The Bengali at work is an odd sight to behold… mainly due to the fact that he’s so not used to working… it’s like, umm what’s the term- fish out of water- or a hilish out of water to be more precise.
Now don’t get me wrong- these guys are brilliant people. Take the case of my office peon. The man is damned near genius. Just ask him to perform a simple task. The first thing he’ll do, even before he hears you out- shake his head sorrowfully and say ‘hobe naa’ and then the man comes up with such brilliant excuses for the ‘hobe naa’ it just takes your breath away.
You quite simply run out of words. It’s easier to get up and do the work yourself! And thus our man Amar has served his purpose of not doing an iota of work. I tell you, the chap’s in the wrong profession. We should just send him out on the field to collect some of our dues. He could successfully rob a man of his patience, and he’ll find it easier to pay up, rather than have a verbal confrontation with Amar.

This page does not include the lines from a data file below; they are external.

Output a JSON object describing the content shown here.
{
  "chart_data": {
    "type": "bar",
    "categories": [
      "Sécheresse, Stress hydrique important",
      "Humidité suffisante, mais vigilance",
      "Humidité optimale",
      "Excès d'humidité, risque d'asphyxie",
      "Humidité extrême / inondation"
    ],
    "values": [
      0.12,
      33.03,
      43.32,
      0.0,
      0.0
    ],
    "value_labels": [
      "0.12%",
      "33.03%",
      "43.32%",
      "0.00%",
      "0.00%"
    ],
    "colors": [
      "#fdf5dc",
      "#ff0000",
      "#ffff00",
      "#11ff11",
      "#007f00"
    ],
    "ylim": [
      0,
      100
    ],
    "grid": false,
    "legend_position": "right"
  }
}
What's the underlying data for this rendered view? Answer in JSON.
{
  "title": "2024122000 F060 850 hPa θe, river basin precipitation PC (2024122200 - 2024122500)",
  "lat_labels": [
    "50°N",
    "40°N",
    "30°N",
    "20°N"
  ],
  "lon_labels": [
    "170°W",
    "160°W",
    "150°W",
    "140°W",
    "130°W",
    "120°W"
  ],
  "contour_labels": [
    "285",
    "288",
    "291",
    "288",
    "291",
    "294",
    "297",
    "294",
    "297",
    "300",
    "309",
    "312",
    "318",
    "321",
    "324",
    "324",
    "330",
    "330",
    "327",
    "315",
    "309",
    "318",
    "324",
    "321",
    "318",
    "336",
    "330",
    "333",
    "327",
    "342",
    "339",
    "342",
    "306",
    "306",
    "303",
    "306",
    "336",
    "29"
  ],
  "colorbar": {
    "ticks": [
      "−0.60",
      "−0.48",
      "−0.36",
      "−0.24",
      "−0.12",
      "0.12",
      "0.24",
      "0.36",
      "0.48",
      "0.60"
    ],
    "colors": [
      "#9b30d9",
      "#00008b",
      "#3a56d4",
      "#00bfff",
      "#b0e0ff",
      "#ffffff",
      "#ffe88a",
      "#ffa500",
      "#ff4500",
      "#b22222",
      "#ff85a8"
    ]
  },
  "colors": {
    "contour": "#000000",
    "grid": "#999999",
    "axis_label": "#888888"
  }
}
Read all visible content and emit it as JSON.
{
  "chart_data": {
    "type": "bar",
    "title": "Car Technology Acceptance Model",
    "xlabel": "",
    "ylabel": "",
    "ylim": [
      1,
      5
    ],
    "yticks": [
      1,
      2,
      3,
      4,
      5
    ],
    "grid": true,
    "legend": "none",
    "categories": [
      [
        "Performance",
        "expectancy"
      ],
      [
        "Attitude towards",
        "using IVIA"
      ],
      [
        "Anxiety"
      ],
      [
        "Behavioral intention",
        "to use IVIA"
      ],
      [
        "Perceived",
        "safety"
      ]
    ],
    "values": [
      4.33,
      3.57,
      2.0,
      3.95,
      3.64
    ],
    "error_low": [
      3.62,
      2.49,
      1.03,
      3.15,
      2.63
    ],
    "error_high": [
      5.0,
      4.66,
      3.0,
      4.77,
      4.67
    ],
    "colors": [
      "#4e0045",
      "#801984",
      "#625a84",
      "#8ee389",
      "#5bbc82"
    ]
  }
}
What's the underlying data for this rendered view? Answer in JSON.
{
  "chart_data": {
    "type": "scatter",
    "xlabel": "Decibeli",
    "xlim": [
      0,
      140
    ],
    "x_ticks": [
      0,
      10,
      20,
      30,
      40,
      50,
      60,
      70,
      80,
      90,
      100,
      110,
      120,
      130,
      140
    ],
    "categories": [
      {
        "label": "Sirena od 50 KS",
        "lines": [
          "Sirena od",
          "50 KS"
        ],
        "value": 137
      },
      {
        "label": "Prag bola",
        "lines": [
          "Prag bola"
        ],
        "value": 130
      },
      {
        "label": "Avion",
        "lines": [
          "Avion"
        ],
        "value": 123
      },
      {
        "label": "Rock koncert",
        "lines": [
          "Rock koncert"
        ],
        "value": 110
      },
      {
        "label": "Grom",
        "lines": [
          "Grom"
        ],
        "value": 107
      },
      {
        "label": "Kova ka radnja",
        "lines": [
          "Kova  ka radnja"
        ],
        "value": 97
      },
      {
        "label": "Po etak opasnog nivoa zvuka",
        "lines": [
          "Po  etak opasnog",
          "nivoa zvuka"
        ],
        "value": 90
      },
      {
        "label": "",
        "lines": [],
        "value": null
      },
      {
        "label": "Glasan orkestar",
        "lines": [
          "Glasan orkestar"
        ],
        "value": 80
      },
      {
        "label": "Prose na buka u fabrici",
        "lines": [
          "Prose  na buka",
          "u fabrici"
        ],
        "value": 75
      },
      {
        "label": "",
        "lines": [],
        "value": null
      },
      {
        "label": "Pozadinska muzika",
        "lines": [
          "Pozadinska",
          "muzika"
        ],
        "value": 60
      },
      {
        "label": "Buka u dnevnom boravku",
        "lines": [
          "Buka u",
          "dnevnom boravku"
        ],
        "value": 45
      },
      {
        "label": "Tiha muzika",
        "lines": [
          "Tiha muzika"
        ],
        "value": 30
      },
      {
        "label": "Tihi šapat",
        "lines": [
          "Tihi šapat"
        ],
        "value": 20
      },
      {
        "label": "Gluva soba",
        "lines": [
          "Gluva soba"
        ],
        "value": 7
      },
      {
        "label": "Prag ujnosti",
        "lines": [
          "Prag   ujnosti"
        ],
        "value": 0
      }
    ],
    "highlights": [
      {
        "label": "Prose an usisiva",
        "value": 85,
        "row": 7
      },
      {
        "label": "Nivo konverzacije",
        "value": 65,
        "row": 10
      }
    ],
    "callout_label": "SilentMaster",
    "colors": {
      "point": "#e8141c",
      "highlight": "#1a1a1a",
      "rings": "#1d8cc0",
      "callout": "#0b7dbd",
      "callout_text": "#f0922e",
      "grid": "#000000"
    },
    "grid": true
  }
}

The concept of urgency is quite alien to banglas. The average Bengali’s idea of a rush job is to finish an assigned task before three deadlines have passed. Two deadlines is a miracle, and completion before the first deadline is an insult to their intelligence. Not only is it offensive if he finishes it, but he takes it as a personal affront to him, if you dare to do the same. He shall then regard you right down there along with the bourgeois and the capitalists.
But all said and done, no one knows how to enjoy life like a true ‘bong’. Only a true Bengali enjoys the essence of life as hedonists see fit. Ordinary mortals lag far behind in such futuristic thought process, and it is left to the Begalis to lead us into the light.